When I was asked to put this post together, I expected to find it pretty easy, but when it came to it, I had to think really hard about the books to include. The problem wasn’t with finding five really good reads – it was about what actually constitutes dystopian fiction. Before going into my reasons and choices, I should probably say that I made the decision to leave Orwell’s 1984 out of this list, simply because so much has been written about it that I’m not sure I have anything meaningful to add!

If you look at the dictionary definition, a dystopia is a society which is unpleasant in some way, often with an element of oppression. When it comes to discussions of dystopian fiction, there is often disagreement about what types of novels fall under the dystopian umbrella. There is an interesting discussion about this on on the Tor.com website, with some commentators disagreeing with the writer of the original post in relation to the fairly narrow scope of his definition.

I’m inclined to side with the commentators who prefer a wider definition. When I first tried to compile this list, I kept coming up with books set in the immediate aftermath of disasters. While the days following a nuclear war or a deadly virus would certainly be unpleasant, as per the dictionary definition of utopia, I think that the difference between post-apocalyptic fiction and dystopian fiction has to do with the timeframe, and how much of a society has been reclaimed from the ashes of the old world. While I would have liked to include books such as The End of the World Running Club by Adrian Walker or Nod by Adrian Barnes (I seem to have an Adrian theme going here!) I think that dystopian novels need to have something of a new – but established - world order about them. The characters need to be grappling with some aspects of a new society, rather than struggling to come to terms with the loss of the old world.


With that in mind, this is my selection of recommended dystopian reads.

The Handmaid’s Tale by Margaret Atwood

I read this book for the first time when I was quite a young teenager – probably too young to appreciate some of the themes and subtleties.

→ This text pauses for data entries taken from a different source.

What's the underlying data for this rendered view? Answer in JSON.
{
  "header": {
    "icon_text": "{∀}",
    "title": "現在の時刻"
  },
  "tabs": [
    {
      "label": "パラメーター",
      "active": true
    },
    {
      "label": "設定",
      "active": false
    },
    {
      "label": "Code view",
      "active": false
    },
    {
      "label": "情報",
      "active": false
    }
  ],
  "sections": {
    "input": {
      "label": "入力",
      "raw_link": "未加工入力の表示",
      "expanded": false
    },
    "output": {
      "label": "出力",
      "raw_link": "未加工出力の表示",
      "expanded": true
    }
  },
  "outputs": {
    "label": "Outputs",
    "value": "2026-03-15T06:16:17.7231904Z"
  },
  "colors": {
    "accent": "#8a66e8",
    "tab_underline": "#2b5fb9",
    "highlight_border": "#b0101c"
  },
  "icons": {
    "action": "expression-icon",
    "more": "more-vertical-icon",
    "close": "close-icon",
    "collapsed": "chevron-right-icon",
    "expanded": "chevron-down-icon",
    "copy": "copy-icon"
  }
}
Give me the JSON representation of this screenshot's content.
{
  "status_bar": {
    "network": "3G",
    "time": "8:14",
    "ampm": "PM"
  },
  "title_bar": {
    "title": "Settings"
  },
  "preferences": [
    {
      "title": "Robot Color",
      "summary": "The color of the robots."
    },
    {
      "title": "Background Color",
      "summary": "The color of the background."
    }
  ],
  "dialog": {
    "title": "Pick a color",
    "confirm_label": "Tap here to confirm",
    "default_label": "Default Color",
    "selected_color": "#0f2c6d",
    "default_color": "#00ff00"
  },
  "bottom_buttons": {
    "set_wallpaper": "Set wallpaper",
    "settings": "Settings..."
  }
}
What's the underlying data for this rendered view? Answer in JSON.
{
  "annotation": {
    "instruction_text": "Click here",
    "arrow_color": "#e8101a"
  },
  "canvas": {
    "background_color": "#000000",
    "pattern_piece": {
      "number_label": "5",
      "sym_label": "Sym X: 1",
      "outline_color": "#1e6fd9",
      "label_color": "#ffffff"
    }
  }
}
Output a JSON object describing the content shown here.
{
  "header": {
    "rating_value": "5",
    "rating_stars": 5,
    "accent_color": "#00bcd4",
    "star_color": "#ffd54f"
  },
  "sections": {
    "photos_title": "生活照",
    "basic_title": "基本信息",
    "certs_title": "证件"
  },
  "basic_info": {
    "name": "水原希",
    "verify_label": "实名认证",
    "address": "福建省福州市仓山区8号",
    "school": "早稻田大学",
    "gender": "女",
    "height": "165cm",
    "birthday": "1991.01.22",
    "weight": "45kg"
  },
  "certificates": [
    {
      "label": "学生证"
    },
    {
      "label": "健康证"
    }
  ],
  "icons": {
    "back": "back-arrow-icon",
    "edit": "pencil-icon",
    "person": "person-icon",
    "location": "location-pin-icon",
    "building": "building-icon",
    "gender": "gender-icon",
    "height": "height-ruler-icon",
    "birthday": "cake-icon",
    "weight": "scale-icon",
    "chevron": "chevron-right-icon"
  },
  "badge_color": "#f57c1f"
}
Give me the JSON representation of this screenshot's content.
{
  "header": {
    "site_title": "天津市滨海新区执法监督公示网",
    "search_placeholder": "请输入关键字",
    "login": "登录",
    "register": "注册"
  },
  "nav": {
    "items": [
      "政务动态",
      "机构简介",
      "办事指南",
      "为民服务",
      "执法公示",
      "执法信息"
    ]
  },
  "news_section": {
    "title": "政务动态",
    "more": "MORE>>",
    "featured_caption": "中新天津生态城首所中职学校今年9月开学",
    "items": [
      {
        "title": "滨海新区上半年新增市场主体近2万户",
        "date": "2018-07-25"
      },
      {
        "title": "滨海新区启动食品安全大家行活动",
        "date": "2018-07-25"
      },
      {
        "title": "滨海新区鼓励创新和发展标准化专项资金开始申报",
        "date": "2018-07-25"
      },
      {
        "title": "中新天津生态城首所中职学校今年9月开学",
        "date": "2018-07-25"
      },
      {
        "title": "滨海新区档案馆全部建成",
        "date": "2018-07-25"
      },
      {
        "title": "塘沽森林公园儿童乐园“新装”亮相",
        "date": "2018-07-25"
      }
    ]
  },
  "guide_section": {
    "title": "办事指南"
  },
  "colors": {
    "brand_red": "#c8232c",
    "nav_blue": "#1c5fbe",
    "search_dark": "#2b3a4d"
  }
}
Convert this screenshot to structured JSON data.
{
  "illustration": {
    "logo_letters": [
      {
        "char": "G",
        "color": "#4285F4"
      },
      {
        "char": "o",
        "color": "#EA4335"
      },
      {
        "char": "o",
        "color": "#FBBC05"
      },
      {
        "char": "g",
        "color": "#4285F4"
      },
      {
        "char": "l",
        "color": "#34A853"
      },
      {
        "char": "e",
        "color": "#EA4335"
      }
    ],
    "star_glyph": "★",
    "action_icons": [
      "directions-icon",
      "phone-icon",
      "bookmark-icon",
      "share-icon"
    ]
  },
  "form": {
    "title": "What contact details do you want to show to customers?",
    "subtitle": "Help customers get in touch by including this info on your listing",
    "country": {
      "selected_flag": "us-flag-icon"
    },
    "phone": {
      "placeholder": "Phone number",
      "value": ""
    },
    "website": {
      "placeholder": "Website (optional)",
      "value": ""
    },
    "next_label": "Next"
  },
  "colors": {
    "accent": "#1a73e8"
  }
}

I came back to it as an adult and found its impact undiminished, and was able to appreciate the skill with which Atwood weaves together the familiar, the unfamiliar and the almost-familiar to create a terrifyingly plausible web of oppression, fear and feminine degradation.

This is probably a timely read for those unfamiliar with Atwood’s classic dystopia, given the ongoing narrative around reproductive rights in Trump’s America, and with a new television version about to hit UK screens.

The Mistress of Silence by Jacqueline Harpman

I wasn’t quite sure whether to include this, since it doesn’t deal with an established society or new world order. In fact, the whole point of the book is the complete lack of any recognisable society. I decided to stick it in because it is set some years after an unspecified breakdown in society which leads to the main character being imprisoned with a group of older women in an underground bunker. When they are finally able to leave their prison, the world in which they find themselves bears no resemblance to the world in which they lived before their imprisonment.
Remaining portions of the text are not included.